Plus tard, peut-être vous draperez-vous de votre vieux peignoir vert élimé, de grosses chaussettes et de pantoufles pour aller vous tenir un moment sur votre balcon. Une tasse de thé fumant ou un bol de chocolat chaud entre les mains, vous contemplerez alors les lumières des immeubles, derrière lesquelles se cachent les autres gens.
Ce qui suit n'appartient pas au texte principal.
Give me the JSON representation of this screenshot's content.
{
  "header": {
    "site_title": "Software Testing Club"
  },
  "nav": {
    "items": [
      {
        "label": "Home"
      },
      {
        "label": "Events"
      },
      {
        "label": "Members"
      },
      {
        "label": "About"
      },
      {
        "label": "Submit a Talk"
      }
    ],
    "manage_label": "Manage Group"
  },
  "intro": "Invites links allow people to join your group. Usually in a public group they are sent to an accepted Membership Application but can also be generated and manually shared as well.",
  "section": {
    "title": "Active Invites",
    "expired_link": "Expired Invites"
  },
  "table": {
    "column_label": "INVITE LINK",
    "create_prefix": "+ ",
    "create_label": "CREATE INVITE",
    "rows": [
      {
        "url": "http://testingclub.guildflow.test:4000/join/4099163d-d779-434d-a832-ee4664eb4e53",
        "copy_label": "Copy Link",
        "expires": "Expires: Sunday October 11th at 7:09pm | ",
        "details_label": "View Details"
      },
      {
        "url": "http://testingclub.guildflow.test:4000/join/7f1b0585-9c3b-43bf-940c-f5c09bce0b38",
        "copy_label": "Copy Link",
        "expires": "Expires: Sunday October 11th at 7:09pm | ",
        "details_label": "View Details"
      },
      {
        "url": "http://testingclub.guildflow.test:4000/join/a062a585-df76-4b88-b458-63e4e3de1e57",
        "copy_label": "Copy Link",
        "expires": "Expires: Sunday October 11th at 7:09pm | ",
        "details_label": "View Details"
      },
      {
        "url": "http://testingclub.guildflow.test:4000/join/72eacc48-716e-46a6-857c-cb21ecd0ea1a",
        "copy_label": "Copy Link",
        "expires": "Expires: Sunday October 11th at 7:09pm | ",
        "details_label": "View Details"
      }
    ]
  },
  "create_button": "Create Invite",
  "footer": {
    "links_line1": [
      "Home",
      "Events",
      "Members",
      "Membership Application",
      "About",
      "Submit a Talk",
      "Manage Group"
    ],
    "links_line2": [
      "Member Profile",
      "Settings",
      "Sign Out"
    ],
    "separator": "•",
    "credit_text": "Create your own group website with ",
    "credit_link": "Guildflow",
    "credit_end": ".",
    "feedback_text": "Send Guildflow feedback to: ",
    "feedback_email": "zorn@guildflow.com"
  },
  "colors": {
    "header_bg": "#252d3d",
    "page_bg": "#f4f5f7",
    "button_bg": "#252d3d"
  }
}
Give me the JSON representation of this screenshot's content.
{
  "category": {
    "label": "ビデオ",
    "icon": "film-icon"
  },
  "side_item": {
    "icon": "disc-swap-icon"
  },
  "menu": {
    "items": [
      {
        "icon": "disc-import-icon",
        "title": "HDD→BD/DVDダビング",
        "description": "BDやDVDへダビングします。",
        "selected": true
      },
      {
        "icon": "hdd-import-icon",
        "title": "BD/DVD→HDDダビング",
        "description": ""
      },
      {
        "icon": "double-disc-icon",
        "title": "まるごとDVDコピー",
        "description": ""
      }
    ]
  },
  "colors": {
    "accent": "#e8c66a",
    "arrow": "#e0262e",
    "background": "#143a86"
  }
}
Vous aimeriez leur demander à quoi ils pensent, si eux aussi se réfugient hors du temps entre les ombres et les lueurs de leur plafond. Avec le rythme pour les emporter, mais aussi pour les ancrer. Et au-delà des immeubles, vous observerez la masse sombre de la forêt qui s'élève au-dessus de la ville, et la haute tour en bois qui en dépasse. La récompense d'un point d'observation unique après les efforts d'une longue montée. La promesse d'un peu de recul dans un monde immense et bruyant. Et au-delà de la forêt, le ciel noir dans lequel vous aurez la chance d'apercevoir quelques étoiles. Vous sentirez le froid vivifiant pénétrer vos os, et vous en tirerez l'immense plaisir de vous sentir simplement vivant. Vous avez toujours préféré le froid aux grandes chaleurs ; il est tellement plus agréable de se réchauffer... Oui, tout cela, vous le ferez peut-être plus tard. Pour le moment, vous restez allongé sur votre lit, les yeux braqués sur le plafond.

Ce n'est pas l'angoisse qui vous paralyse, ni le bues du dimanche soir. Ce n'est pas la fatigue, ou la procrastination. C'est ce besoin d'arrêter le temps. De savourer un moment rien que pour vous, où rien n'a changé et où rien ne changera. Un instant d'éternité où tout est possible, et où vous trouvez votre équilibre. Vous ne sauriez pas vraiment dire si la sensation est agréable ou légèrement déstabilisante ; vous vous accordez le fait qu'elle est unique. Et ça, mine de rien, c'est déjà beaucoup. Qui sait de quoi demain sera fait ? Après tout, qu'il y ait un demain, voilà qui n'est déjà pas si mal. La musique change de rythme tandis qu'un nouveau morceau commence, et vos doigts s'y accrochent déjà. Sous votre crâne, de nouvelles images défilent et vous avez l'impression que vous êtes le projecteur de tous les possibles qui s'affichent au plafond. Une douce torpeur vos envahit, caractéristique de cet état précaire entre l'éveil et le sommeil, où vous puisez souvent plus de forces que dans un endormissement complet. Vous êtes alors le maître de votre propre histoire, pour un temps du moins. A prendre le risque de mettre en scène vos rêves et vos espoirs, somme toute modestes, mais pas moins cause d'un vertige certain. Une vie complète, bâtie sur les meilleurs souvenirs comme les pires erreurs. Vous avez presque l'impression de vous retrouvez face à vous-même, un sourire confiant sur les lèvres : ne t'inquiète pas va, l'histoire continue et les pages n'ont pas fini de se tourner.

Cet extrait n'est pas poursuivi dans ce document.